Crítica | O Eterno Judeu

O Eterno Judeu é um documentário em longa-metragem, de pouco mais de uma hora de duração, dirigido por Fritz Hippler. Sua ideia é alimentar na população uma cultura de ódio e asco pelos judeus, como esforço para desmoralizar a raça e religião destes, igualando-os a seres sub-humanos.

O começo do filme mostra os guetos poloneses habitados em sua maioria por judeus. Nas placas explicativas, há uma distinção muito clara entre os  europeus legítimos e esses. A xenofobia e exclusão que seriam empregadas nesse povo ao ponto de isola-los em campos de concentração seria revelada também no claro desdém que o narrador escolhido por Hippler faz, tratando-os como inferiores, e ainda acusando-os de avareza e maldade, ainda que tenham sido roubados e explorados pelos alemães que apoiavam o governo tirânico de Adolf Hitler.

As imagens de arquivo, em preto e branco mostram o martírio de homens e mulheres, que trabalharam para o regime do terceiro reich praticamente como escravos. Quase nunca há silêncio, e quando isso ocorre é um verdadeiro alívio para o espectador, uma vez que em silêncio, o narrador não põe para fora sua ideologia torta e torpe. A escolha das imagens é sui generis, tenta focar em cidadãos comuns, que tem cabelos e barbas desgrenhadas, apelando para um ideal estético, como se os descendentes hebraicos não se arrumassem, escolhendo normalmente imagens do final da jornada de trabalho.

Outro fator preponderante para que o filme tenha poder, é a apelação de que os judeus são invasores, expansionistas, e tentam tomar a terra e as riquezas alheias, do “nobre” povo europeu “puro”. Os ratos que são mostrados em cenas repletas de detalhes cinematográficos, utilizados para referenciar os judeus, servindo bem para vender a narrativa nazista. No entanto, esta comparação conversa bem com a obra de Art Spiegelman, Maus, que tratava da sobrevivência dos filhos de hebreus durante os anos da Segunda Guerra Mundial e eram retratados como ratos na história.

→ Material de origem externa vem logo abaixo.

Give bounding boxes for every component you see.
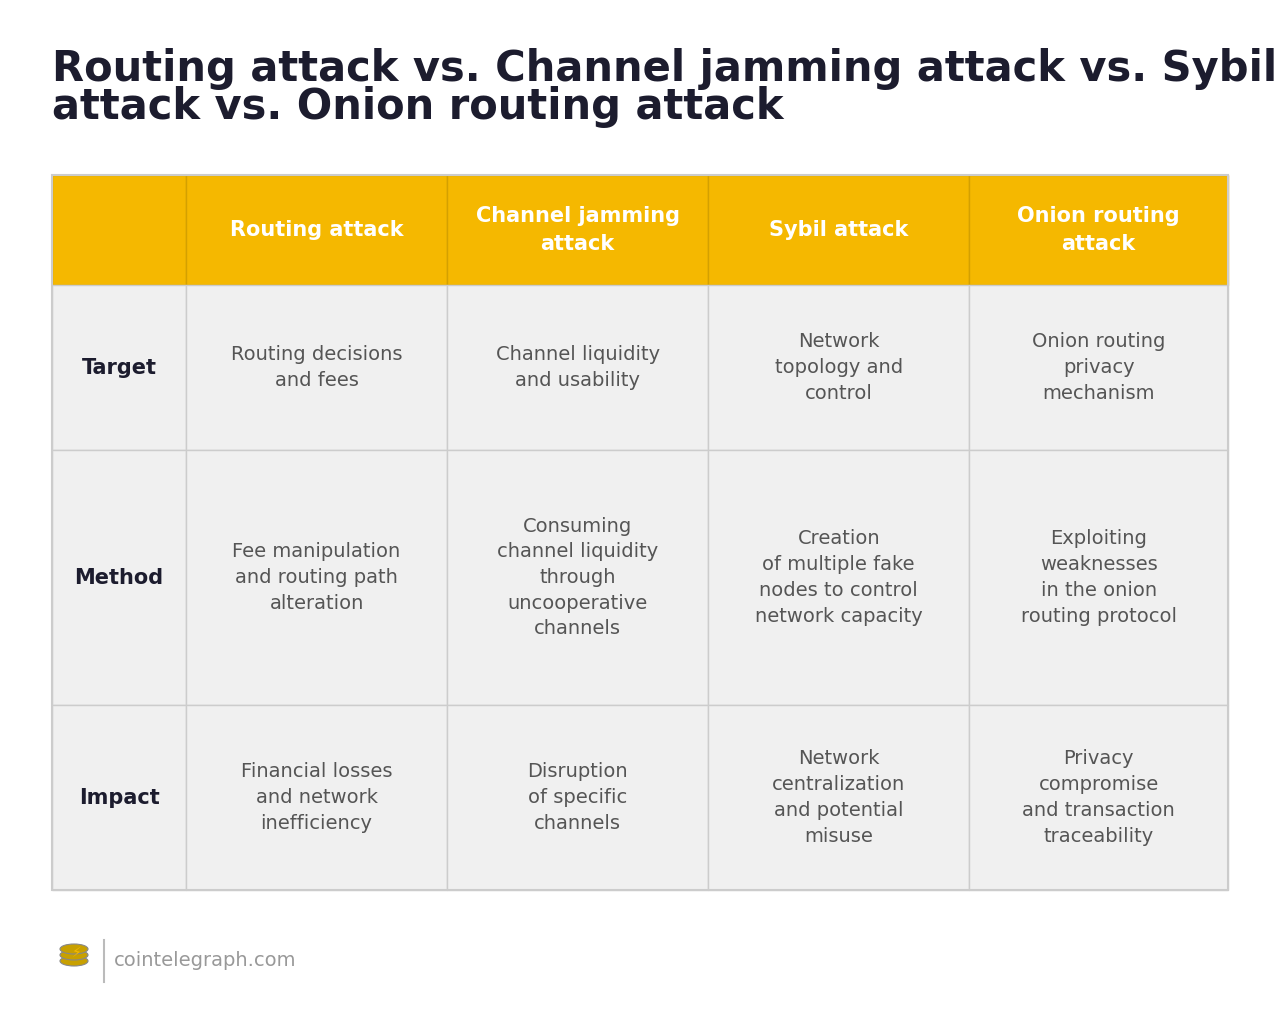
Text: Impact: Impact bbox=[78, 787, 160, 808]
Text: ⚡: ⚡ bbox=[72, 946, 82, 960]
Text: attack vs. Onion routing attack: attack vs. Onion routing attack bbox=[52, 86, 783, 128]
Bar bbox=[186, 705, 447, 890]
Text: Disruption
of specific
channels: Disruption of specific channels bbox=[527, 762, 628, 833]
Text: Exploiting
weaknesses
in the onion
routing protocol: Exploiting weaknesses in the onion routi… bbox=[1020, 529, 1176, 626]
Ellipse shape bbox=[60, 950, 88, 960]
Text: Financial losses
and network
inefficiency: Financial losses and network inefficienc… bbox=[241, 762, 393, 833]
Ellipse shape bbox=[60, 944, 88, 954]
Bar bbox=[708, 285, 969, 450]
Text: Sybil attack: Sybil attack bbox=[769, 220, 909, 240]
Bar bbox=[52, 285, 186, 450]
Text: Target: Target bbox=[82, 358, 156, 377]
Bar bbox=[708, 175, 969, 285]
Bar bbox=[447, 285, 708, 450]
Bar bbox=[447, 450, 708, 705]
Ellipse shape bbox=[60, 956, 88, 966]
Bar bbox=[969, 175, 1228, 285]
Bar bbox=[969, 450, 1228, 705]
Text: Method: Method bbox=[74, 567, 164, 587]
Bar bbox=[708, 705, 969, 890]
Text: Network
centralization
and potential
misuse: Network centralization and potential mis… bbox=[772, 749, 905, 846]
Bar bbox=[52, 175, 1228, 890]
Bar bbox=[969, 285, 1228, 450]
Bar bbox=[447, 705, 708, 890]
Text: Consuming
channel liquidity
through
uncooperative
channels: Consuming channel liquidity through unco… bbox=[497, 516, 658, 638]
Bar bbox=[52, 175, 186, 285]
Bar bbox=[52, 705, 186, 890]
Text: Channel jamming
attack: Channel jamming attack bbox=[476, 207, 680, 254]
Text: Onion routing
attack: Onion routing attack bbox=[1018, 207, 1180, 254]
Text: Routing attack vs. Channel jamming attack vs. Sybil: Routing attack vs. Channel jamming attac… bbox=[52, 48, 1277, 90]
Bar bbox=[447, 175, 708, 285]
Text: Fee manipulation
and routing path
alteration: Fee manipulation and routing path altera… bbox=[233, 542, 401, 613]
Bar bbox=[186, 285, 447, 450]
Text: Onion routing
privacy
mechanism: Onion routing privacy mechanism bbox=[1032, 332, 1165, 403]
Text: Creation
of multiple fake
nodes to control
network capacity: Creation of multiple fake nodes to contr… bbox=[755, 529, 923, 626]
Text: Network
topology and
control: Network topology and control bbox=[774, 332, 902, 403]
Bar bbox=[186, 175, 447, 285]
Bar bbox=[969, 705, 1228, 890]
Text: Routing decisions
and fees: Routing decisions and fees bbox=[230, 345, 402, 390]
Bar bbox=[186, 450, 447, 705]
Bar bbox=[708, 450, 969, 705]
Text: Channel liquidity
and usability: Channel liquidity and usability bbox=[495, 345, 659, 390]
Text: cointelegraph.com: cointelegraph.com bbox=[114, 952, 297, 970]
Bar bbox=[52, 450, 186, 705]
Text: Privacy
compromise
and transaction
traceability: Privacy compromise and transaction trace… bbox=[1023, 749, 1175, 846]
Text: Routing attack: Routing attack bbox=[230, 220, 403, 240]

Os preceitos da mentalidade fascistas são repetidos continuamente e de maneira tão prolongada que funciona como sugestão da verdade, se passando por material histórico real, por conta do formato que fala mais a linguagem popular do que estudos acadêmicos. O modo de narrar os sofismas faz com que estes não pareçam simples mentiras. As partes de dramatização dos fatos reais são cuidadosamente montadas para fazer os que proferem a fé judaica como enganadores que  se fazem de vítima, encontrando eco em boa parte do discurso extremista atual, que acusa sempre as minorias de se colocarem como falsas vítimas do tempo atual, invertendo a balança de culpa. Incrivelmente, as táticas de hoje são as mesmas de ontem, e existem àqueles que mantenha sua miopia viva, mesmo diante das injustiças repaginadas e atualizadas.

Mesmo com a curta duração de uma hora e pouco, Kippler dedica alguns minutos para criticar a ideologia marxista, e cita nominalmente Karl Marx como inimigo de sua própria ideologia, já que ela seria contra tudo que é bom, ordeiro e correto de acordo com a religião e o conservadorismo. Talvez se os crentes em teorias da conspiração de que o nazismo é uma ideologia à esquerda vissem somente este filme da propaganda nazista, já teriam argumentos suficientes para perceber a besteira que defendem.

Durante à época em que Hitler esteve no poder, foram produzidos mais de 1300 filmes, valor este superado apenas pelos Estados Unidos, que além de ser uma potência na arte era também um país de território continental. Eles não eram tão pioneiros, e Kippler não tinha um cinema tão sofisticado quanto de Leni Riefenstahl, sobretudo em O Triunfo da Vontade, mas nota-se também uma ideia de cinema mais refinada, mas nada que salve o conteúdo de ser menos nefasto do que é, principalmente, quando mostra cenas dos ritos israelenses como se fossem um mantra contra tudo que é não-judeu.

O cinema de propaganda nazista tinha algum pioneirismo sim, no sentido de usar os artifícios mais baixos para destacar o seu ideal e O Eterno Judeu é um dos maiores expoentes dessa mentalidade falaciosa, que se dedica inclusive a desdenhar de seus adversários e daqueles que o governo persegue, elevando o tom de covardia a um nível megalomaníaco.